Benjamin Weinrich / 03.07.2021

Probieren wir es doch mal mit der Einhornpastete.

Sebastian Weber / 03.07.2021

@Petra Wilhelmi: Bei der Bundeswehr ist das korrekte Gendern inzwischen wichtiger als die Kampfbereitschaft. Können wir uns evtl. auf „Soldatenden“ einigen?

Gerhard Schmidt / 03.07.2021

Gegen den Fraß in der damaligen Mannschaftskantine war die EPa ein Genuss (Wehrdienst 1991/92)...
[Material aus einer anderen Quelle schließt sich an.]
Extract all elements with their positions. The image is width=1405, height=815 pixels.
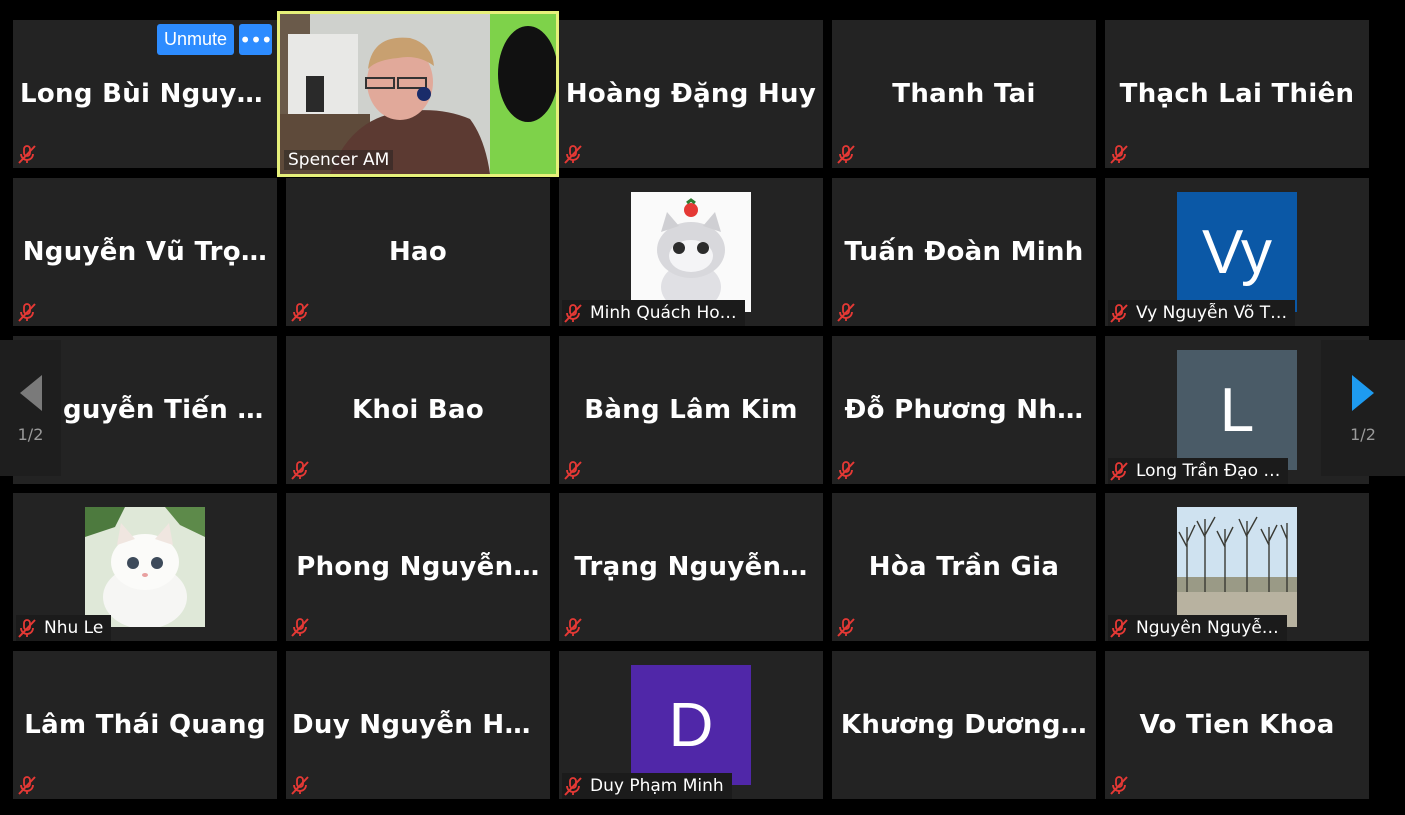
muted-mic-icon: [18, 776, 36, 795]
muted-mic-icon: [291, 461, 309, 480]
initials-avatar: D: [631, 665, 751, 785]
muted-mic-icon: [837, 461, 855, 480]
participant-name: Nhu Le: [44, 618, 104, 638]
unmute-button[interactable]: Unmute: [157, 24, 234, 55]
participant-name: Thanh Tai: [892, 79, 1036, 109]
muted-mic-icon: [291, 303, 309, 322]
name-label: Duy Phạm Minh: [562, 773, 732, 799]
previous-page-button[interactable]: 1/2: [0, 340, 61, 476]
muted-mic-icon: [291, 618, 309, 637]
page-indicator: 1/2: [1350, 424, 1376, 444]
muted-mic-icon: [564, 304, 582, 323]
participant-name: Trạng Nguyễn…: [574, 552, 808, 582]
participant-name: Long Bùi Nguyễ…: [20, 79, 271, 109]
participant-tile[interactable]: Đỗ Phương Nh…: [832, 336, 1096, 484]
name-label: Long Trần Đạo …: [1108, 458, 1289, 484]
participant-tile[interactable]: Tuấn Đoàn Minh: [832, 178, 1096, 326]
participant-tile[interactable]: Hao: [286, 178, 550, 326]
arrow-left-icon: [19, 374, 42, 411]
muted-mic-icon: [837, 145, 855, 164]
muted-mic-icon: [837, 303, 855, 322]
muted-mic-icon: [564, 777, 582, 796]
muted-mic-icon: [1110, 619, 1128, 638]
participant-tile[interactable]: Vy Vy Nguyễn Võ T…: [1105, 178, 1369, 326]
participant-name: Hòa Trần Gia: [868, 552, 1060, 582]
participant-name: Khương Dương…: [840, 710, 1088, 740]
participant-tile[interactable]: Minh Quách Ho…: [559, 178, 823, 326]
profile-picture: [85, 507, 205, 627]
muted-mic-icon: [564, 145, 582, 164]
participant-name: Long Trần Đạo …: [1136, 461, 1281, 481]
participant-name: guyễn Tiến Th…: [63, 395, 271, 425]
participant-tile[interactable]: Lâm Thái Quang: [13, 651, 277, 799]
participant-name: Spencer AM: [284, 150, 394, 170]
participant-name: Vy Nguyễn Võ T…: [1136, 303, 1288, 323]
participant-name: Tuấn Đoàn Minh: [844, 237, 1084, 267]
participant-name: Thạch Lai Thiên: [1119, 79, 1355, 109]
participant-name: Lâm Thái Quang: [24, 710, 266, 740]
participant-name: Nguyên Nguyễ…: [1136, 618, 1279, 638]
arrow-right-icon: [1352, 374, 1374, 411]
participant-name: Khoi Bao: [351, 395, 485, 425]
participant-tile[interactable]: Thanh Tai: [832, 20, 1096, 168]
participant-tile[interactable]: D Duy Phạm Minh: [559, 651, 823, 799]
page-indicator: 1/2: [17, 424, 44, 444]
name-label: Nhu Le: [16, 615, 112, 641]
participant-name: Hao: [388, 237, 448, 267]
participant-tile[interactable]: Phong Nguyễn…: [286, 493, 550, 641]
initials-avatar: Vy: [1177, 192, 1297, 312]
participant-tile[interactable]: Bàng Lâm Kim: [559, 336, 823, 484]
participant-tile[interactable]: Hoàng Đặng Huy: [559, 20, 823, 168]
participant-name: Đỗ Phương Nh…: [844, 395, 1084, 425]
participant-name: Bàng Lâm Kim: [584, 395, 798, 425]
participant-tile[interactable]: Khoi Bao: [286, 336, 550, 484]
name-label: Minh Quách Ho…: [562, 300, 745, 326]
muted-mic-icon: [18, 619, 36, 638]
participant-tile[interactable]: Nguyễn Vũ Trọ…: [13, 178, 277, 326]
participant-name: Vo Tien Khoa: [1139, 710, 1335, 740]
participant-tile[interactable]: Hòa Trần Gia: [832, 493, 1096, 641]
participant-tile[interactable]: Trạng Nguyễn…: [559, 493, 823, 641]
profile-picture: [631, 192, 751, 312]
participant-name: Nguyễn Vũ Trọ…: [22, 237, 268, 267]
muted-mic-icon: [18, 145, 36, 164]
participant-tile[interactable]: Khương Dương…: [832, 651, 1096, 799]
participant-tile[interactable]: Long Bùi Nguyễ…: [13, 20, 277, 168]
participant-name: Duy Nguyễn Ho…: [292, 710, 544, 740]
more-icon: •••: [239, 27, 272, 52]
muted-mic-icon: [837, 618, 855, 637]
participant-tile[interactable]: Vo Tien Khoa: [1105, 651, 1369, 799]
muted-mic-icon: [18, 303, 36, 322]
next-page-button[interactable]: 1/2: [1321, 340, 1405, 476]
muted-mic-icon: [1110, 304, 1128, 323]
muted-mic-icon: [564, 461, 582, 480]
participant-tile[interactable]: Duy Nguyễn Ho…: [286, 651, 550, 799]
muted-mic-icon: [564, 618, 582, 637]
name-label: Nguyên Nguyễ…: [1108, 615, 1287, 641]
participant-tile[interactable]: Thạch Lai Thiên: [1105, 20, 1369, 168]
profile-picture: [1177, 507, 1297, 627]
participant-name: Duy Phạm Minh: [590, 776, 724, 796]
muted-mic-icon: [291, 776, 309, 795]
participant-tile[interactable]: Nhu Le: [13, 493, 277, 641]
active-speaker-tile[interactable]: Spencer AM: [277, 11, 559, 177]
name-label: Vy Nguyễn Võ T…: [1108, 300, 1296, 326]
initials-avatar: L: [1177, 350, 1297, 470]
participant-name: Minh Quách Ho…: [590, 303, 737, 323]
muted-mic-icon: [1110, 776, 1128, 795]
more-options-button[interactable]: •••: [239, 24, 273, 55]
participant-name: Phong Nguyễn…: [296, 552, 540, 582]
muted-mic-icon: [1110, 145, 1128, 164]
participant-tile[interactable]: Nguyên Nguyễ…: [1105, 493, 1369, 641]
participant-name: Hoàng Đặng Huy: [565, 79, 817, 109]
muted-mic-icon: [1110, 462, 1128, 481]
Sabine Heinrich / 03.07.2021

Ein wenig abseits von der Einmannpackung: Ich frage mich schon seit Jahren, welche Menschen heutzutage noch der Bundeswehr beitreten (wie auch der Polizei - obwohl - ebenfalls seit Jahren - jedem denkenden Menschen klar geworden sein muss, dass er von den Regierend-*Innen vera….t und ausgenutzt wird.- Dieser Nicht- Empfang der Heimkehrer, die sicher viel Schlimmes gesehen und erlebt haben, müsste dem letzten Möchte-gern-Soldaten die Augen geöffnet haben. Einsatz für unser Land und die Freiheit am Hindukusch? Das fand ich schon immer völlig abstrus. - Ich hoffe, dass die Heimkehrer jedwede Unterstützung erhalten, falls sie unter den Folgen ihres Auslandsaufenthaltes leiden.